NEWPORT NEWS -- The director of the Thomas Jefferson National Accelerator Facility is stepping down as head of the advanced research center on Jefferson Avenue.

Christoph Leemann, who has been at the helm at what's commonly called Jefferson Lab for more than six years, said Thursday that he planned to retire, pending the hiring of a new director.

Leemann is a native of Switzerland who came to the U.S. in 1970 for a position at the Lawrence Berkeley Lab in California. He arrived in Newport News in 1985, when the Department of Energy was building Jefferson Lab. He became director in 2001.

Scientists at Jefferson Lab, or Jeff Lab, study the fundamental makeup of matter and conduct applied research with free-electron lasers.
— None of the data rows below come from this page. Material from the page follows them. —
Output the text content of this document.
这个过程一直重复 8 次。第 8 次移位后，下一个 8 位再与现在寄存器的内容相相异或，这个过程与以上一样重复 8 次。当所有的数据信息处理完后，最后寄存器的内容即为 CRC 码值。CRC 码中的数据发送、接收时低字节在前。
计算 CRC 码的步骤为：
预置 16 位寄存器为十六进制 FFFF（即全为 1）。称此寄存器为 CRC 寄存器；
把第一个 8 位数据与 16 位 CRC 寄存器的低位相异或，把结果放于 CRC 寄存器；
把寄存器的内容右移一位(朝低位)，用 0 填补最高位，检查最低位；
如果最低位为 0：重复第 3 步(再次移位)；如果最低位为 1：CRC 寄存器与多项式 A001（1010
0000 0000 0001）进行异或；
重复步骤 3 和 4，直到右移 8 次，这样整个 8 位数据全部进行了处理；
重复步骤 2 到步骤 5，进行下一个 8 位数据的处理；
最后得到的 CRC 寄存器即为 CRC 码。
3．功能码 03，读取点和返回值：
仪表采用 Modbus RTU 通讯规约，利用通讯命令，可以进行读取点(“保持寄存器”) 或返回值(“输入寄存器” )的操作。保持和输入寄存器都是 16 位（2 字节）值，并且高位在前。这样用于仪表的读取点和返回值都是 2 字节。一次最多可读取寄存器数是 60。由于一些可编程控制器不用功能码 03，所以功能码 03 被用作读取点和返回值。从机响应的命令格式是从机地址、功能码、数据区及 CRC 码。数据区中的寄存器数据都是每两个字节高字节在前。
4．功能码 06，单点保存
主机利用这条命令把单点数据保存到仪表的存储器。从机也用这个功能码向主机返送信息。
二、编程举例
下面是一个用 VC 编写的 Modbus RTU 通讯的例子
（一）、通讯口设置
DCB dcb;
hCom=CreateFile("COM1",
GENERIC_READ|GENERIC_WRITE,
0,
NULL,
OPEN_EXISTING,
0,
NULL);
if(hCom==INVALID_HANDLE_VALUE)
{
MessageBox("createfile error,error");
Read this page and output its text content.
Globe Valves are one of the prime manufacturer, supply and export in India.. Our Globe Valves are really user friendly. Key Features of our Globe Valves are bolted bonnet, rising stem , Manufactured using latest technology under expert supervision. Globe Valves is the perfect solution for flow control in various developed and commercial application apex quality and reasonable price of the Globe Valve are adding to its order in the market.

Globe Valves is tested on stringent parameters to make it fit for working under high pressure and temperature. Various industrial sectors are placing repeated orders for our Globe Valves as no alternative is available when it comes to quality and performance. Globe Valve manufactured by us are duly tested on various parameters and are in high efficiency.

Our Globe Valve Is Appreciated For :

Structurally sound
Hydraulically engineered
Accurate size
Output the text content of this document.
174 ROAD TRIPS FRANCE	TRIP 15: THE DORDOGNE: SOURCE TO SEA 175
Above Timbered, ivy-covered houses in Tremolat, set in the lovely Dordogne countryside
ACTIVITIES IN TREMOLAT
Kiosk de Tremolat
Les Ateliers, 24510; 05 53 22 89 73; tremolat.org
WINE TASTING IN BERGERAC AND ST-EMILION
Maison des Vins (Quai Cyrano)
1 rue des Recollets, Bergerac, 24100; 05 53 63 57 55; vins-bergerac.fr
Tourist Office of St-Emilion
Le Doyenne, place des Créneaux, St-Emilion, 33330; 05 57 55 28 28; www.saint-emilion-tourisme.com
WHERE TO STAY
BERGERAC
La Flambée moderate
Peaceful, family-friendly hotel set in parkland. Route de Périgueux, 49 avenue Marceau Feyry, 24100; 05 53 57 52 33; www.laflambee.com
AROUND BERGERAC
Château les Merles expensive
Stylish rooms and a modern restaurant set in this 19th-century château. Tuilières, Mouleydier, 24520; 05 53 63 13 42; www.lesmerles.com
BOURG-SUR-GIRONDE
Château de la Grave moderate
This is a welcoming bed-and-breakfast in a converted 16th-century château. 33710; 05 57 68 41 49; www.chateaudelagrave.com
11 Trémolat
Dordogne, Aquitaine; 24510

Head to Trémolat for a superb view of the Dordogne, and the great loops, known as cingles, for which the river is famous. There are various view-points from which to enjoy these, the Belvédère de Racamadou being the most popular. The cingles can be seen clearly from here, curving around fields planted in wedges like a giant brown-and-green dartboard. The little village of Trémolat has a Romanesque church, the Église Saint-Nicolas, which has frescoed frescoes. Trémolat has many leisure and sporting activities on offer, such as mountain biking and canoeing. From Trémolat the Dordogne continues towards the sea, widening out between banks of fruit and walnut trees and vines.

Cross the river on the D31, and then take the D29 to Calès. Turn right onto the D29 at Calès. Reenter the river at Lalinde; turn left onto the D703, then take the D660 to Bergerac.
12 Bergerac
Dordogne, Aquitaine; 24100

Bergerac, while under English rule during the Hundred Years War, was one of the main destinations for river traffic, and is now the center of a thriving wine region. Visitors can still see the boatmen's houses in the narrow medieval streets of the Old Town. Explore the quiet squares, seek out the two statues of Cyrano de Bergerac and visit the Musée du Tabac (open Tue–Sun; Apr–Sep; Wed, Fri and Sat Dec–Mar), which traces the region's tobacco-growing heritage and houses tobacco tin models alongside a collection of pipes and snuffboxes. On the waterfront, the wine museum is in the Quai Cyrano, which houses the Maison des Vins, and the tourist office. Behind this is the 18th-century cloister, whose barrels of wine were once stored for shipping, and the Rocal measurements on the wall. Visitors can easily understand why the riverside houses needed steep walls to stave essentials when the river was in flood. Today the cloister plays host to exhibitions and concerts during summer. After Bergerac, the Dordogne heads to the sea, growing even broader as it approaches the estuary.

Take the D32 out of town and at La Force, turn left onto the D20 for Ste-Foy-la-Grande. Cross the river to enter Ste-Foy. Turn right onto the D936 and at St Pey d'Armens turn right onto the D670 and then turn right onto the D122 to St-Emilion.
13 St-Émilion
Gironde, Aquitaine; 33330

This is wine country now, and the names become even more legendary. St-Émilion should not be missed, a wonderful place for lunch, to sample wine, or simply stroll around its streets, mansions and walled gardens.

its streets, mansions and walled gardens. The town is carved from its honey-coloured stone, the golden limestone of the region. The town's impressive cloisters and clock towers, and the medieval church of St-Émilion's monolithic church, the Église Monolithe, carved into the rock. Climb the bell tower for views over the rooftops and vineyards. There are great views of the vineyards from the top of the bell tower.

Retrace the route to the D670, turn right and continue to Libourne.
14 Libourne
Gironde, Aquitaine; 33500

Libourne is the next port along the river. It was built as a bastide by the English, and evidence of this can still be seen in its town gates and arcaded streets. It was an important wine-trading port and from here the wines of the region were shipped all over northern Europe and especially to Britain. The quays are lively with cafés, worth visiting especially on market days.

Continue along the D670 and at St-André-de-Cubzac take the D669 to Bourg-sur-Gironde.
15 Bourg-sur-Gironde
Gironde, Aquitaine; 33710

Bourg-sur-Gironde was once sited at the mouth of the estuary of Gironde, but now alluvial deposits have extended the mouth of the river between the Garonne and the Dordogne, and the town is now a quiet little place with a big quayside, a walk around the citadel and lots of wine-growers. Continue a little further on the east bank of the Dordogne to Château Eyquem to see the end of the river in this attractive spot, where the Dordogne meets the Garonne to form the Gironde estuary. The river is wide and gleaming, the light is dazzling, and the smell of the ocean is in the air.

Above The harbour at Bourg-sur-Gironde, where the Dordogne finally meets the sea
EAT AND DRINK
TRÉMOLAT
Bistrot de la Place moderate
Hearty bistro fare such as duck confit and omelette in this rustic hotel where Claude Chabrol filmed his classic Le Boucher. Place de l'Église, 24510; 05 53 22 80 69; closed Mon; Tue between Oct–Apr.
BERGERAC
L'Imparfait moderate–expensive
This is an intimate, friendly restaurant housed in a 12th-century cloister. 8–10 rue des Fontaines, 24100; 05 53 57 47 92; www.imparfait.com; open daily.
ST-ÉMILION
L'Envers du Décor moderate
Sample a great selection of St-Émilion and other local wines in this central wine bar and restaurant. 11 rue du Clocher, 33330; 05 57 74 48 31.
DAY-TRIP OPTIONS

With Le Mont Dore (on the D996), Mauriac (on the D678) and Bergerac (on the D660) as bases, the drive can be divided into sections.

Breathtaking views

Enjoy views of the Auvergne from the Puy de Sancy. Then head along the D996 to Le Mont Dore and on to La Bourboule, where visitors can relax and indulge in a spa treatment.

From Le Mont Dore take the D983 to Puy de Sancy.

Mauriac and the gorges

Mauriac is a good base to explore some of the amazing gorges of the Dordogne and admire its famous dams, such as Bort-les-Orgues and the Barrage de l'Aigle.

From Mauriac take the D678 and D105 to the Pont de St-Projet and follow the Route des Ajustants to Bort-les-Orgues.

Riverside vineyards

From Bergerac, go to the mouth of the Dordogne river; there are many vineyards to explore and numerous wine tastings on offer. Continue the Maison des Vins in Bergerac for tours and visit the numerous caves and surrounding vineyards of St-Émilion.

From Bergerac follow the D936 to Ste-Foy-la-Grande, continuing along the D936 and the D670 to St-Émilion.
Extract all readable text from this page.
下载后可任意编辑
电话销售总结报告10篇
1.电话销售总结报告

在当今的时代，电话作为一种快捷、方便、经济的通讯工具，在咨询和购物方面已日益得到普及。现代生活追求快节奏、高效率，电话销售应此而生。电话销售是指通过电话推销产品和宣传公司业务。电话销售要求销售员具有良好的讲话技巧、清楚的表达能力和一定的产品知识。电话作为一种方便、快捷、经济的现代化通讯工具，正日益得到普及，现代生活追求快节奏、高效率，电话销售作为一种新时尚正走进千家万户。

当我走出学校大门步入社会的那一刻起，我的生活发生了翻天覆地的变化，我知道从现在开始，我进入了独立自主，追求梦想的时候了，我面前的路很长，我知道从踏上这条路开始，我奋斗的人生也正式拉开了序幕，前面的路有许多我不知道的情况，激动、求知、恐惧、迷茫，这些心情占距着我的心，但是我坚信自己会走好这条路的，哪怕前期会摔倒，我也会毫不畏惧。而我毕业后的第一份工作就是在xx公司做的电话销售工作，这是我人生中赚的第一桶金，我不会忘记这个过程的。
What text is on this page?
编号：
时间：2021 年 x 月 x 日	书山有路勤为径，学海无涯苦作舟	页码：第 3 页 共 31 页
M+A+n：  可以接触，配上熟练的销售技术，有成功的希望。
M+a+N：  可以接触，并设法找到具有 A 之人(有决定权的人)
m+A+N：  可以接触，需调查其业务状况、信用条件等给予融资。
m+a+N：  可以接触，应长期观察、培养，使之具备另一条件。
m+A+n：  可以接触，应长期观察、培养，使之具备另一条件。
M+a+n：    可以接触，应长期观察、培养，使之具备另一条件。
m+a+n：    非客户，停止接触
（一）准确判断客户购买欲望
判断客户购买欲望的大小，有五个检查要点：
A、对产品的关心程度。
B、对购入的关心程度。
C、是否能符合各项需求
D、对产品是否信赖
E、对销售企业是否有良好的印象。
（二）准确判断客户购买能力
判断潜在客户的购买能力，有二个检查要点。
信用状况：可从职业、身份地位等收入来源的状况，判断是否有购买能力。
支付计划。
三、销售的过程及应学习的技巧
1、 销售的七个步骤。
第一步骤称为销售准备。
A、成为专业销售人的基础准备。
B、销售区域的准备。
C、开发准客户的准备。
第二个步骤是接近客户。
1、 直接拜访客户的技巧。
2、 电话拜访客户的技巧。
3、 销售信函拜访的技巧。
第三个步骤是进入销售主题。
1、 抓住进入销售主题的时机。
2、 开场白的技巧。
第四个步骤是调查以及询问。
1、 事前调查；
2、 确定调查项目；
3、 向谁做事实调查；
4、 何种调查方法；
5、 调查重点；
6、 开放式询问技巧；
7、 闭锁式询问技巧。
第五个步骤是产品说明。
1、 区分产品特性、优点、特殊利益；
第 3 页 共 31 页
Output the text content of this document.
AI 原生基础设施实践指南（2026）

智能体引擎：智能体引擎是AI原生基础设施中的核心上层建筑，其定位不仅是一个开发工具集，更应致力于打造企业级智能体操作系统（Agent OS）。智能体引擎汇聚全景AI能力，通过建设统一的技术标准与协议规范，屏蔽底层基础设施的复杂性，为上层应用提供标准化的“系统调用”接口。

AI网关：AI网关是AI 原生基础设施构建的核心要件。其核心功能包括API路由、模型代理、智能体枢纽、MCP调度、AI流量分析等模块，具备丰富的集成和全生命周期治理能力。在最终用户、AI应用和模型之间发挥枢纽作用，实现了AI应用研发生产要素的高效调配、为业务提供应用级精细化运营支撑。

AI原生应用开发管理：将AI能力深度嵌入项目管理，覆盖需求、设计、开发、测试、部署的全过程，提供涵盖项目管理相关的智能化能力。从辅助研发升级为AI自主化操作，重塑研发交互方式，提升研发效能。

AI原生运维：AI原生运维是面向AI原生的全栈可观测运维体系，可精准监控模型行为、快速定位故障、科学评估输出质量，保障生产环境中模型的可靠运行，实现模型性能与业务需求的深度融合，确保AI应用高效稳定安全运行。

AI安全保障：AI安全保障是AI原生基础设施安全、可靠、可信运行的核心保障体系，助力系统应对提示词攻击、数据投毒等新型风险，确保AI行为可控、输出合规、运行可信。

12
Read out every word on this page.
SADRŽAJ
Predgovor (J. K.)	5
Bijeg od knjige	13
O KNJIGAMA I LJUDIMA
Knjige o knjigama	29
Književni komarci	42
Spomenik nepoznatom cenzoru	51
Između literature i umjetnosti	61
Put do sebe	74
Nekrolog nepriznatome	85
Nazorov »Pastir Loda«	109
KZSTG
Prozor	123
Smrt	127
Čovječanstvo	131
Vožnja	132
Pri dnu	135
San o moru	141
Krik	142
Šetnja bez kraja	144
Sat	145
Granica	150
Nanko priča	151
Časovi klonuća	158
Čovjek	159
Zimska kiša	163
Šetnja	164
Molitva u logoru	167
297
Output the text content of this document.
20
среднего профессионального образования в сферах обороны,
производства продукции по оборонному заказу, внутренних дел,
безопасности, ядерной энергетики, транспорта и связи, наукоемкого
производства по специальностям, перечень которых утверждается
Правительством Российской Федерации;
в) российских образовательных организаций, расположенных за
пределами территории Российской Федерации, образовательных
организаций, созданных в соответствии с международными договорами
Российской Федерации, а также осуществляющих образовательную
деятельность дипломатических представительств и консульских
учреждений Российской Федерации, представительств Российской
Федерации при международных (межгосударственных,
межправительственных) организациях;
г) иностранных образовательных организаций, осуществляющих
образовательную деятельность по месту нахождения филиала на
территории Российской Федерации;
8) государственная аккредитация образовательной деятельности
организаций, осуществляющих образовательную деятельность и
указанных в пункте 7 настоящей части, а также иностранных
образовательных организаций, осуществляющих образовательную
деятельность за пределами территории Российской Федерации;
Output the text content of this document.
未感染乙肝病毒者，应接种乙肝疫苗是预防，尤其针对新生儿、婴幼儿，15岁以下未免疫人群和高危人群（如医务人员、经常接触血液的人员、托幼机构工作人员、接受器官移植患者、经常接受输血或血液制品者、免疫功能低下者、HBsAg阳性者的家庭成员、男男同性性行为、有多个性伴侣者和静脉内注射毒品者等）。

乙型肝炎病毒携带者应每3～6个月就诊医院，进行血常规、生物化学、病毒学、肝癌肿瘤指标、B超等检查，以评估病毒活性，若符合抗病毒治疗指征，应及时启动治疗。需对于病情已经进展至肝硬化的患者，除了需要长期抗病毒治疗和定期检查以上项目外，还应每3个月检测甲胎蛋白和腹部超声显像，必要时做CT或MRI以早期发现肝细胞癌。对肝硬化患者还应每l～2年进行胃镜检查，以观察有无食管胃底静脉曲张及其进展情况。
The lab employs about 700 in Newport News and serves as a research center for more than 2,000 scientists worldwide.

Leemann said managing the site demanded a breadth of knowledge.

"You learn where the buck stops," he said. "That's the key difference. There are certain situations where you're on your own by yourself and you have to make the right call."

The Energy Department inked a new contract in 2006 with Jefferson Science Associates to manage the lab. Leemann also will step down as director of that group, which is a joint venture of the Southeastern Universities Research Association and CSC Applied Technologies.

Leemann said that with the 2006 contract signed, the lab was looking forward to its next big effort: a $306 million project to build an experiment station and to double the lab's research machine energy.

Leemann said that when the project was completed, likely in 2015, Jeff Lab would be on the cutting edge in research on the quark level of the atom.

"It will allow us to resolve smaller detail, to really shed light on the nucleus structure of the atom," he said. "For pursuit of that type of physics, we would be at the forefront."

In a statement, John T. Casteen - president of the University of Virginia and Jefferson Science Associates chairman - praised Leemann's leadership during the transition to a new management contract last year and on the expansion plans.

"This expansion," Casteen said, "will guarantee that the lab will continue to be an effective research center for the next generation."